Und dann dieses fast unvorstellbare Ereignis: „Alles Fleisch miteinander“, spricht der Herr, „[wird] mich sehen.“ Wie wird das geschehen? Wir wissen es nicht. Aber ich bezeuge: Es wird geschehen, genau wie es prophezeit wurde. Wir werden uns ehrfürchtig niederknien, „und der Herr wird seine Stimme erschallen lassen, und alle Enden der Erde werden sie vernehmen“. „Es wird eine Stimme sein wie die Stimme vieler Wasser und wie die Stimme großen Donners.“ „Der Herr, ja, der Erretter, wird [dann] inmitten seines Volkes stehen.“
Dann wird es unvergessliche Wiedersehen zwischen den Engeln des Himmels und den Heiligen auf der Erde geben. Aber am wichtigsten ist, wie Jesaja es verkündet, dass „alle Enden der Erde … das Heil unseres Gottes“ sehen werden und dass er „über alles Fleisch regieren“ wird.

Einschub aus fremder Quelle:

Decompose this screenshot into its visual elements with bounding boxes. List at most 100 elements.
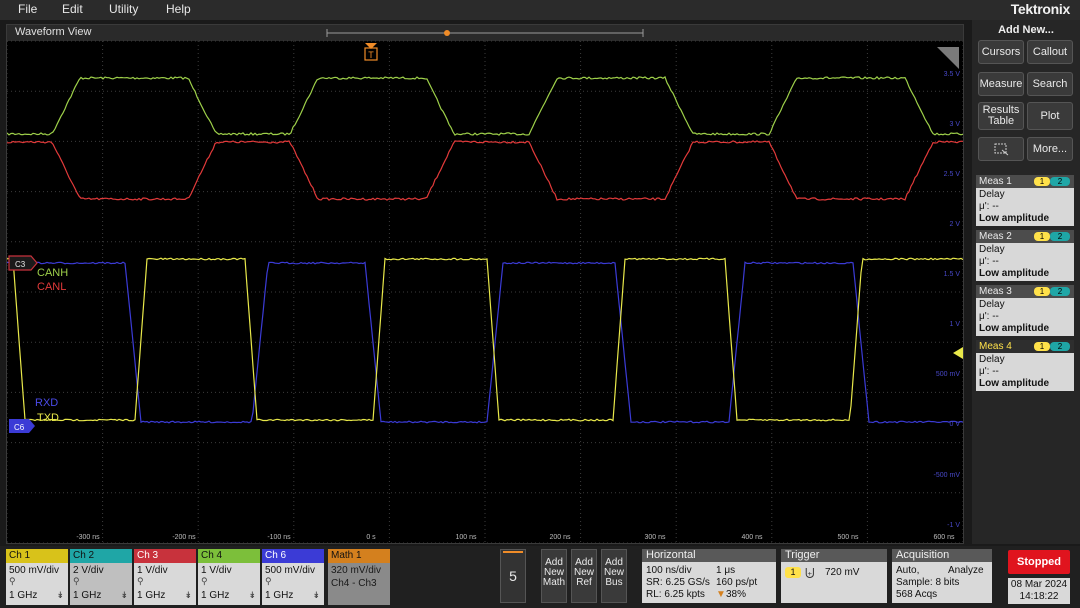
y-tick-label: 1 V [949,321,960,328]
y-tick-label: 3 V [949,121,960,128]
x-tick-label: -200 ns [172,534,196,541]
canl-label: CANL [37,281,66,293]
search-button[interactable]: Search [1027,72,1073,96]
acquisition-mode: Auto, [896,565,920,576]
add-bus-line-3: Bus [605,577,623,588]
acquisition-badge[interactable]: Acquisition Auto, Analyze Sample: 8 bits… [892,549,992,603]
menu-bar: File Edit Utility Help Tektronix [0,0,1080,20]
probe-icon: ⚲ [137,576,144,586]
rxd-label: RXD [35,397,58,409]
menu-edit[interactable]: Edit [62,2,83,16]
x-tick-label: 100 ns [455,534,477,541]
y-tick-label: 2.5 V [944,171,961,178]
cursors-button[interactable]: Cursors [978,40,1024,64]
ch2-title: Ch 2 [70,549,132,563]
ch1-badge[interactable]: Ch 1 500 mV/div ⚲ 1 GHz ↡ [6,549,68,605]
more-button[interactable]: More... [1027,137,1073,161]
trigger-position-marker[interactable]: T [364,43,378,61]
x-tick-label: 0 s [366,534,376,541]
ch6-title: Ch 6 [262,549,324,563]
run-stop-button[interactable]: Stopped [1008,550,1070,574]
add-new-bus-button[interactable]: Add New Bus [601,549,627,603]
add-new-ref-button[interactable]: Add New Ref [571,549,597,603]
menu-file[interactable]: File [18,2,37,16]
horizontal-badge[interactable]: Horizontal 100 ns/div 1 μs SR: 6.25 GS/s… [642,549,776,603]
waveform-count-button[interactable]: 5 [500,549,526,603]
ch4-bandwidth: 1 GHz [201,590,230,601]
math1-scale: 320 mV/div [331,565,382,576]
c6-channel-marker[interactable]: C6 [9,419,35,433]
waveform-count: 5 [509,568,517,584]
trigger-level-arrow[interactable] [953,347,963,359]
meas-2-type: Delay [979,244,1005,255]
trigger-position-icon: ▼ [716,589,726,600]
record-position-marker[interactable] [444,30,450,36]
horizontal-scale: 100 ns/div [646,565,692,576]
meas-3-badge[interactable]: Meas 3 1 2 Delay μ': -- Low amplitude [976,285,1074,336]
probe-icon: ⚲ [73,576,80,586]
meas-1-type: Delay [979,189,1005,200]
waveform-plot[interactable]: T -300 ns -200 ns -100 ns 0 s 100 ns 200 ns 30… [7,25,963,543]
horizontal-record-duration: 1 μs [716,565,736,576]
trigger-title: Trigger [781,549,887,562]
bandwidth-limit-icon: ↡ [312,590,320,600]
add-new-math-button[interactable]: Add New Math [541,549,567,603]
ch6-badge[interactable]: Ch 6 500 mV/div ⚲ 1 GHz ↡ [262,549,324,605]
ch4-scale: 1 V/div [201,565,232,576]
menu-utility[interactable]: Utility [109,2,138,16]
x-tick-label: 200 ns [549,534,571,541]
math1-expression: Ch4 - Ch3 [331,578,377,589]
zoom-box-button[interactable] [978,137,1024,161]
probe-icon: ⚲ [265,576,272,586]
ch1-scale: 500 mV/div [9,565,60,576]
ch4-badge[interactable]: Ch 4 1 V/div ⚲ 1 GHz ↡ [198,549,260,605]
probe-icon: ⚲ [9,576,16,586]
waveform-view[interactable]: Waveform View T -300 ns -200 ns -100 ns 0 s… [6,24,964,544]
record-view-bar[interactable] [326,29,644,37]
c6-marker-label: C6 [14,423,25,432]
meas-4-type: Delay [979,354,1005,365]
ch3-scale: 1 V/div [137,565,168,576]
right-panel: Add New... Cursors Callout Measure Searc… [972,20,1080,544]
acquisition-analyze: Analyze [948,565,984,576]
x-tick-label: 300 ns [644,534,666,541]
meas-3-source-1: 1 [1034,287,1050,296]
measure-button[interactable]: Measure [978,72,1024,96]
meas-1-status: Low amplitude [979,213,1049,224]
x-tick-label: -300 ns [76,534,100,541]
trigger-badge[interactable]: Trigger 1 ⨄ 720 mV [781,549,887,603]
x-axis-ticks: -300 ns -200 ns -100 ns 0 s 100 ns 200 ns 300 … [76,534,955,541]
edge-trigger-icon: ⨄ [805,566,815,580]
ch2-bandwidth: 1 GHz [73,590,102,601]
bandwidth-limit-icon: ↡ [120,590,128,600]
time: 14:18:22 [1019,591,1059,602]
meas-1-source-1: 1 [1034,177,1050,186]
zoom-corner-handle[interactable] [937,47,959,69]
ch1-bandwidth: 1 GHz [9,590,38,601]
meas-1-badge[interactable]: Meas 1 1 2 Delay μ': -- Low amplitude [976,175,1074,226]
c3-channel-marker[interactable]: C3 [8,255,38,271]
meas-4-badge[interactable]: Meas 4 1 2 Delay μ': -- Low amplitude [976,340,1074,391]
acquisition-title: Acquisition [892,549,992,562]
results-table-button[interactable]: Results Table [978,102,1024,130]
add-new-title: Add New... [998,24,1054,36]
y-tick-label: 1.5 V [944,271,961,278]
meas-2-badge[interactable]: Meas 2 1 2 Delay μ': -- Low amplitude [976,230,1074,281]
ch2-badge[interactable]: Ch 2 2 V/div ⚲ 1 GHz ↡ [70,549,132,605]
meas-3-value: μ': -- [979,311,999,322]
meas-3-status: Low amplitude [979,323,1049,334]
results-table-label-2: Table [987,115,1015,127]
time-per-point: 160 ps/pt [716,577,758,588]
txd-trace [7,257,963,422]
canh-label: CANH [37,267,68,279]
ch3-badge[interactable]: Ch 3 1 V/div ⚲ 1 GHz ↡ [134,549,196,605]
ch3-title: Ch 3 [134,549,196,563]
callout-button[interactable]: Callout [1027,40,1073,64]
menu-help[interactable]: Help [166,2,191,16]
trigger-position-percent: 38% [726,589,747,600]
date-time: 08 Mar 2024 14:18:22 [1008,578,1070,604]
meas-4-value: μ': -- [979,366,999,377]
math1-badge[interactable]: Math 1 320 mV/div Ch4 - Ch3 [328,549,390,605]
plot-button[interactable]: Plot [1027,102,1073,130]
sample-rate: SR: 6.25 GS/s [646,577,710,588]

An jenem Tag werden die Skeptiker schweigen, „denn jedes Ohr wird vernehmen, und jedes Knie wird sich beugen, und jede Zunge wird bekennen“, dass Jesus der Messias ist, der Sohn Gottes, der Erretter und Erlöser der Welt.
Heute ist Ostern. Gemeinsam mit anderen Christen überall auf der Welt freuen wir uns über die herrliche Auferstehung Jesu und über die Auferstehung, die uns verheißen ist. Mögen wir uns auf sein Kommen vorbereiten, indem wir in Gedanken und zusammen mit unseren Lieben diese herrlichen Ereignisse immer wieder durchgehen, und möge sein Gebet auch das unsere sein: „Dein Reich komme, dein Wille geschehe, wie im Himmel, so auf der Erde.“ Ich bezeuge, dass er lebt. „Komm, o du Heiland hehr!“ Im Namen Jesu Christi. Amen.